Watch today’s White House press briefing with Sean Spicer

Watch today’s White House press briefing with Sean Spicer
Getty Images

White House press secretary Sean Spicer is scheduled to give a televised press briefing after speculation that he is on the outs with President Trump.

Spicer, a devout Catholic in the Trump administration, was excluded from meeting the pope during Trump’s recent visit to the Vatican. There have been rumors that Spicer will be replaced by Sara Huckabee Sanders, who led Monday’s briefing.

Spicer’s news conferences, while perhaps not as wild as the “SNL” Spicer skits with Melissa McCarthy, tend to garner a lot of attention, whether the White House is discussing “alternative facts” or trying to pedal away from potential impeachment discussions stemming from Russia’s interference in the 2016 election between President Trump and former Secretary of State Hillary Clinton.

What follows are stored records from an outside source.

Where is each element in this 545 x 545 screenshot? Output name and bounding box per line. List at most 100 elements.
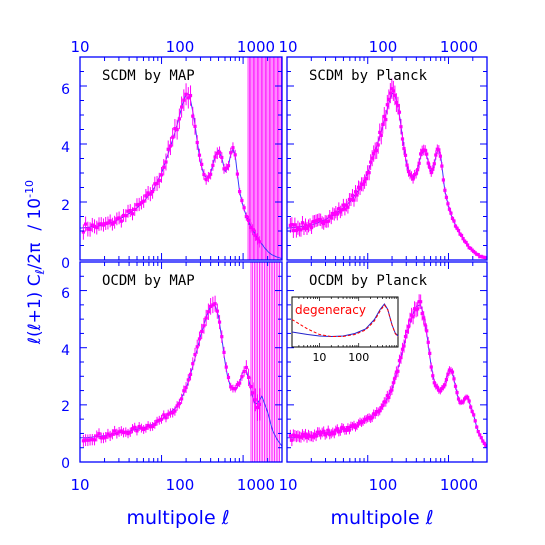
data-point [226,375,231,380]
data-point [213,155,217,159]
data-point [144,426,148,430]
data-point [206,310,210,314]
data-point [130,212,135,216]
data-point [408,318,412,322]
data-point [455,391,459,395]
top-tick-label-1000-left: 1000 [237,38,275,56]
data-point [150,424,155,429]
data-point [406,325,411,329]
data-point [293,223,297,227]
data-point [449,211,453,215]
y-axis-label-tail: /2π [25,243,45,270]
data-point [88,227,92,232]
data-point [399,356,403,360]
y-axis-label-text: ℓ(ℓ+1) Cℓ/2π / 10-10 [23,180,47,345]
data-point [349,197,353,202]
data-point [171,135,175,139]
data-point [428,165,432,169]
data-point [461,237,465,241]
data-point [428,351,432,355]
data-point [411,177,415,181]
data-point [388,91,392,95]
y-tick-top-4: 4 [61,140,70,156]
panel-2: SCDM by Planck [286,56,488,261]
data-point [482,441,486,446]
data-point [233,387,237,391]
data-point [164,160,168,164]
data-point [253,233,257,237]
panel-plot-area [80,57,282,260]
data-point [405,163,409,167]
data-point [300,221,305,225]
data-point [452,377,456,381]
y-axis-label: ℓ(ℓ+1) Cℓ/2π / 10-10 [23,180,47,345]
data-point [372,151,376,156]
data-point [242,369,246,374]
y-axis-label-exp: -10 [23,180,36,198]
y-axis-label-main: ℓ(ℓ+1) C [25,274,45,345]
data-point [204,316,208,320]
data-point [188,372,193,376]
y-tick-top-0: 0 [61,256,70,272]
data-point [402,344,406,348]
data-point [453,224,458,228]
data-point [211,163,215,167]
data-point [249,384,253,389]
data-point [101,436,106,440]
data-point [423,148,427,152]
data-point [476,253,480,257]
data-point [470,409,474,414]
data-point [356,421,361,426]
y-tick-bottom-4: 4 [61,343,70,359]
data-point [369,160,373,164]
data-point [139,426,144,430]
data-point [142,199,146,203]
data-point [381,122,385,127]
data-point [411,315,415,319]
data-point [240,375,244,379]
data-point [296,226,300,230]
data-point [95,434,99,438]
data-point [204,178,208,182]
data-point [475,425,479,429]
data-point [97,222,101,226]
data-point [469,405,473,409]
data-point [426,161,430,165]
data-point [326,219,330,223]
data-point [168,411,173,415]
data-point [200,329,204,334]
data-point [450,216,455,221]
data-point [155,181,159,186]
data-point [224,166,228,170]
bottom-tick-label-100-right: 100 [369,476,398,494]
data-point [384,117,388,122]
top-tick-label-10-right: 10 [278,38,297,56]
data-point [393,376,397,380]
data-point [402,146,406,151]
data-point [391,89,395,93]
data-point [425,329,429,333]
data-point [106,432,110,436]
data-point [92,438,97,442]
data-point [378,409,382,413]
data-point [182,389,186,393]
data-point [104,435,108,439]
data-point [466,243,470,247]
data-point [148,192,152,196]
data-point [142,427,146,432]
data-point [322,429,326,433]
data-point [373,412,377,417]
data-point [355,193,359,197]
data-point [110,222,114,226]
data-point [224,365,228,369]
data-point [162,413,166,417]
data-point [385,103,389,107]
data-point [217,150,222,154]
data-point [443,188,447,192]
data-point [473,419,477,423]
data-point [476,429,480,434]
data-point [305,226,309,230]
data-point [117,216,121,220]
data-point [344,428,349,432]
data-point [455,226,459,230]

The White House press secretary gives the media daily briefings that you can watch live right here. The next briefing is scheduled for today at 2 p.m. 

Other scheduled events for the president, per the White House:

11 a.m. – President Trump meets with national security adviser H.R. McMaster

3 p.m. – President Trump meets with House and Senate leadership

4:30 p.m. – President Trump signs a bill

6:30 p.m. – President Trump has dinner with members of Congress

Trump has had a love-hate relationship with the press, even going so far as to ban news organizations like The New York Times and CNN from a briefing in February, which sent a “chilling” signal, experts said.

“Never before has there been a clearer need for more students to consider going into politics and political journalism,” Heath Brown, an assistant professor of public policy at John Jay College and CUNY Graduate Center, told Metro at the time. “The democracy will be sustained during this period if younger people are brought into the political process rather than turned away. More opportunities, not fewer, should be provided for access to the White House, access to the president, including opportunities for younger people to meet and engage with the president on the issues they care about.”

Trump started his presidency by arguing about the crowd size at his inauguration in January and by announcing he was skipping the White House press dinner in February, where celebrities and journalists gather to hear a humorous speech by the sitting president.

“Daily Show” correspondent Hasan Minhaj held the honor at 2017’s White House Correspondents’ Association dinner and made a tremendous impression.